A second conductor pattern layer 23 is formed between the second dielectric layer 13 and the third dielectric layer 14. The third dielectric layer 14 covers the second conductor pattern layer 23 and is bonded to the second conductor pattern layer 23, and is bonded to the second dielectric layer 13 at a portion where the second conductor pattern layer 23 is absent. There is.

A radiating element pattern layer 24 is formed between the third dielectric layer 14 and the fourth dielectric layer 15. The fourth dielectric layer 15 covers the radiating element pattern layer 24 and is bonded to the radiating element pattern layer 24, and is bonded to the third dielectric layer 14 at a portion where the radiating element pattern layer 24 is absent.

The protective dielectric layer 11 may be made of a single layer of dielectric or a laminated body of dielectric. The same applies to the dielectric layers 12, 13, 14, and 15.

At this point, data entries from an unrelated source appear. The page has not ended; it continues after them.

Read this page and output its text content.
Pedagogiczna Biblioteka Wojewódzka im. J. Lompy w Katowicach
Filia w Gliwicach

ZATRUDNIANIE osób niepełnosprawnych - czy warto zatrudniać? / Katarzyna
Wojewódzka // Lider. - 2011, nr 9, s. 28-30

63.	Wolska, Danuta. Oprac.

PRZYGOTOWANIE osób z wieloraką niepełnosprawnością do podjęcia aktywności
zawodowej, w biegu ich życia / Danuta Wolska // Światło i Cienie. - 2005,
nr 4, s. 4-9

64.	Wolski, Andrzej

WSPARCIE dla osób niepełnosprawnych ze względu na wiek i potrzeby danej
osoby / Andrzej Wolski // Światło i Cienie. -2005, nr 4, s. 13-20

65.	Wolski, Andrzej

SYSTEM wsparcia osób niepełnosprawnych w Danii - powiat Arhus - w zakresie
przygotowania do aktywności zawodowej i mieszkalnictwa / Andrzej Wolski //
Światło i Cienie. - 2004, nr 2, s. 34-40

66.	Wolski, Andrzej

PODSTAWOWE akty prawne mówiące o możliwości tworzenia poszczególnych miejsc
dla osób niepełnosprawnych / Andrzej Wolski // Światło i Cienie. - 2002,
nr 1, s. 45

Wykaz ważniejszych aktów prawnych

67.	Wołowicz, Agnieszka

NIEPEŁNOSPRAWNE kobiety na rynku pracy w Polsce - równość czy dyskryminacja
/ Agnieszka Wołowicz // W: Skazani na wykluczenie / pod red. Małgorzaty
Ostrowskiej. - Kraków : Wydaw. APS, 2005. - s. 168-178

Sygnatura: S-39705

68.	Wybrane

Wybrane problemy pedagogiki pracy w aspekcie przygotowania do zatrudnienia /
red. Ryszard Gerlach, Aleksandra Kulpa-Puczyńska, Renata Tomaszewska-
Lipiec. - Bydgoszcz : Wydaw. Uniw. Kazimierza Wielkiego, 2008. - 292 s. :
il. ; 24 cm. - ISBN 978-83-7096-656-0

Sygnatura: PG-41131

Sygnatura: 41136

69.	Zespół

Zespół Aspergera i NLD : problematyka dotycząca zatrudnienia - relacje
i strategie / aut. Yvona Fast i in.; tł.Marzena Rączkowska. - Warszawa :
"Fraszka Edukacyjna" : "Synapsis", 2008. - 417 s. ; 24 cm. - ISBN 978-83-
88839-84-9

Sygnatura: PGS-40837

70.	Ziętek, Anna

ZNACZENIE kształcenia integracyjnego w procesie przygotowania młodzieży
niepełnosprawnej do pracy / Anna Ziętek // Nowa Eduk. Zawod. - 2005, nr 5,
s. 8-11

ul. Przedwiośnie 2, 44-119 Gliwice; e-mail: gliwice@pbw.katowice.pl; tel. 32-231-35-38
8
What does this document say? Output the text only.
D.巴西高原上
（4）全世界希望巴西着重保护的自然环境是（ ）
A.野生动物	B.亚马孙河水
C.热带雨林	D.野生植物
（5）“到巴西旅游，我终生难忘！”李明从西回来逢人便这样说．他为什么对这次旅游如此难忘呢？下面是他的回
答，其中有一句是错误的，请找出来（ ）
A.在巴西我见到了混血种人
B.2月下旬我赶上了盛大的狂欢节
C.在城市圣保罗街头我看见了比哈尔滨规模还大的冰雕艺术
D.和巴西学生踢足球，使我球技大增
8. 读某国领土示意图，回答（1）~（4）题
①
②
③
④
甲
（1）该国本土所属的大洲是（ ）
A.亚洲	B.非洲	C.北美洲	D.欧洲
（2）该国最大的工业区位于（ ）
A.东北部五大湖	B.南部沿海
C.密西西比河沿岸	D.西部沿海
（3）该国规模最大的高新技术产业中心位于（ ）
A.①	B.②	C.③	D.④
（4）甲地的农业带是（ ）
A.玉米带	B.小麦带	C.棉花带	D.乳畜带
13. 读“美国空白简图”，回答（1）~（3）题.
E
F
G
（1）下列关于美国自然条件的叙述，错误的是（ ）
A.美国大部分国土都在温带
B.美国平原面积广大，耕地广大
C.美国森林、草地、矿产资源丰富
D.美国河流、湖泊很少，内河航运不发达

The first conductor pattern layer 21, the ground conductor layer 22, the second conductor pattern layer 23, and the radiating element pattern layer 24 are made of a conductive metal material such as copper.

The radiating element pattern layer 24, the second conductor pattern layer 23, the ground conductor layer 22, and the first conductor pattern layer 21 are shaped by an additive method, a subtractive method, or the like. As a result, a plurality of first radiating elements 24b and a plurality of second radiating elements 24c are formed in the radiating element pattern layer 24, a plurality of branch feeding lines 23a are formed in the second conductor pattern layer 23, and the ground conductor layer 22 is formed. A plurality of slots 22a are formed in the first conductor pattern layer 21, and a plurality of feeding lines 21a are formed in the first conductor pattern layer 21. Since the first dielectric layer 12 is interposed between the power feeding line 21a and the ground conductor layer 22, the power feeding line 21a functions as a microstrip line. Further, since the second dielectric layer 13 is interposed between the branch feeding line 23a and the ground conductor layer 22, the branch feeding line 23a functions as a microstrip line.

As shown in FIG. 1, a plurality of slots 22a (shown in FIG. 3) are arranged in a two-dimensional array, particularly in a grid pattern, similar to the radiating element pair 24a. The power supply line 21a is wired from a position overlapping the slot 22a in a plan view to a position overlapping the RFIC terminal. Here, the plan view means viewing an object such as the array antenna 1 in a parallel projection in the direction of the Z axis orthogonal to both the X axis and the Y axis.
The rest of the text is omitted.